Zelman emphasized that the CSU student population is predominately lower middle to lower income, and 18-24 years old. It is over 30% Latino. “In California, and for most of the nation, a rate of less than 10% uninsured for a population like the CSU student population is probably unprecedented,” Zelman said. “Even more striking is the reduction in the percentages of uninsured Latino students.” All of these three demographic categories—low-income, 18-24 years old, and Latino—are well known as having disproportionately high numbers of uninsured individuals.
The new two-campus polls also found that:
- Forty-one percent of Cal State L.A. students and 26% of CSULB students reported that at least one member of their family, not including themselves, had signed up for insurance through Covered California or Medi-Cal. (See chart 3)
- If seven percent of all CSU students are now uninsured, that would be a reduction of 70% from the estimated 25% of CSU students who were uninsured at the start of the first California open enrollment period in October of 2013.

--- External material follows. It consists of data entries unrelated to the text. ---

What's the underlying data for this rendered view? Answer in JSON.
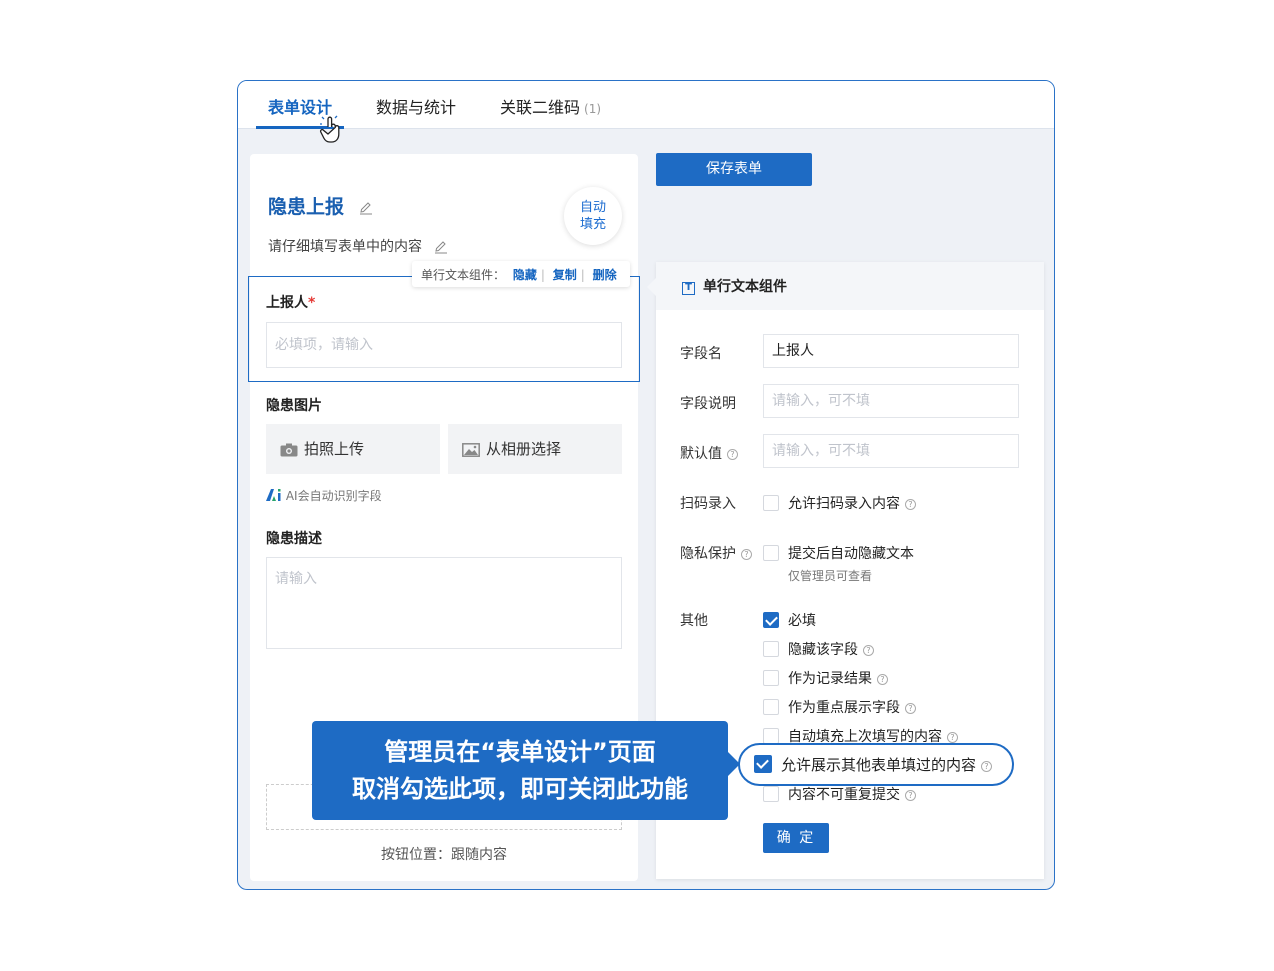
{
  "tabs": [
    {
      "label": "表单设计",
      "active": true
    },
    {
      "label": "数据与统计"
    },
    {
      "label": "关联二维码",
      "count": "(1)"
    }
  ],
  "form": {
    "title": "隐患上报",
    "subtitle": "请仔细填写表单中的内容",
    "autofill_line1": "自动",
    "autofill_line2": "填充",
    "component_toolbar": {
      "label": "单行文本组件：",
      "hide": "隐藏",
      "copy": "复制",
      "delete": "删除"
    },
    "fields": {
      "reporter_label": "上报人",
      "reporter_required_mark": "*",
      "reporter_placeholder": "必填项，请输入",
      "photo_label": "隐患图片",
      "take_photo": "拍照上传",
      "from_album": "从相册选择",
      "ai_hint": "AI会自动识别字段",
      "desc_label": "隐患描述",
      "desc_placeholder": "请输入"
    },
    "button_position": "按钮位置：跟随内容"
  },
  "save_button": "保存表单",
  "panel": {
    "title": "单行文本组件",
    "field_name_label": "字段名",
    "field_name_value": "上报人",
    "field_desc_label": "字段说明",
    "field_desc_placeholder": "请输入，可不填",
    "default_label": "默认值",
    "default_placeholder": "请输入，可不填",
    "scan_label": "扫码录入",
    "scan_option": "允许扫码录入内容",
    "privacy_label": "隐私保护",
    "privacy_option": "提交后自动隐藏文本",
    "privacy_note": "仅管理员可查看",
    "other_label": "其他",
    "options": [
      {
        "label": "必填",
        "checked": true,
        "help": false
      },
      {
        "label": "隐藏该字段",
        "checked": false,
        "help": true
      },
      {
        "label": "作为记录结果",
        "checked": false,
        "help": true
      },
      {
        "label": "作为重点展示字段",
        "checked": false,
        "help": true
      },
      {
        "label": "自动填充上次填写的内容",
        "checked": false,
        "help": true
      },
      {
        "label": "允许展示其他表单填过的内容",
        "checked": true,
        "help": true
      },
      {
        "label": "内容不可重复提交",
        "checked": false,
        "help": true
      }
    ],
    "confirm": "确 定"
  },
  "callout": {
    "line1": "管理员在“表单设计”页面",
    "line2": "取消勾选此项，即可关闭此功能"
  },
  "colors": {
    "accent": "#1e6bc4",
    "tab_active": "#1565c0",
    "required": "#e53935"
  }
}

- In terms of numbers of students, a reduction from 25% uninsured to 7% uninsured equates to a reduction from about 112,500 uninsured students in October 2013 to about 31,500 today, or about 81,000 students.
- The reduction in the percentage of uninsured students at Cal State L.A. has been particularly dramatic—from 35% in October 2013, to 19% after the first open enrollment period, to 9% today, an overall reduction of 75%. (See chart 1)
Zelman noted that the polling data cannot reveal much reliable information about the remaining uninsured students because “the numbers are so small that no reliable conclusions can be reached.”
Zelman suggested that a variety of factors probably account for the sharp drop in the numbers of uninsured CSU students, including:
- Strong and widespread outreach efforts by Covered California.
- CSU-wide support, starting with Chancellor Timothy White, of the Health Insurance Education Project.
- Effective peer-to-peer outreach by project student coordinators.
- The willingness of CSU faculty to allow student coordinators to make five-minute presentations in classrooms. (Project coordinators made over 2,500 classroom presentations over the course of the project).
- The reality that many students would face a financial penalty if they did not have insurance, a penalty which, for approximately half of CSU students, would be greater than the lowest cost insurance plan available to the student.
- The significant financial support offered under the Affordable Care Act, which made insurance affordable for many.
- The decision by project organizers to avoid pro-con type discussion of the ACA and focus only on the opportunities and responsibilities students faced under the new law.
Zelman said that he hoped the CSU model would be considered by other university systems and community colleges across the country interested in improving the access of their students to health insurance.
He noted that even if the Supreme Court rules that government tax credits are only available in state exchanges, the newly insured CSU students will be able to keep their insurance. But he noted that “if California did not have a state-run exchange, much of our effort might be in vain, and many of these students, all trying to better their chances and contribute by getting a college education, would lose their insurance. Something seems wrong with that equation.”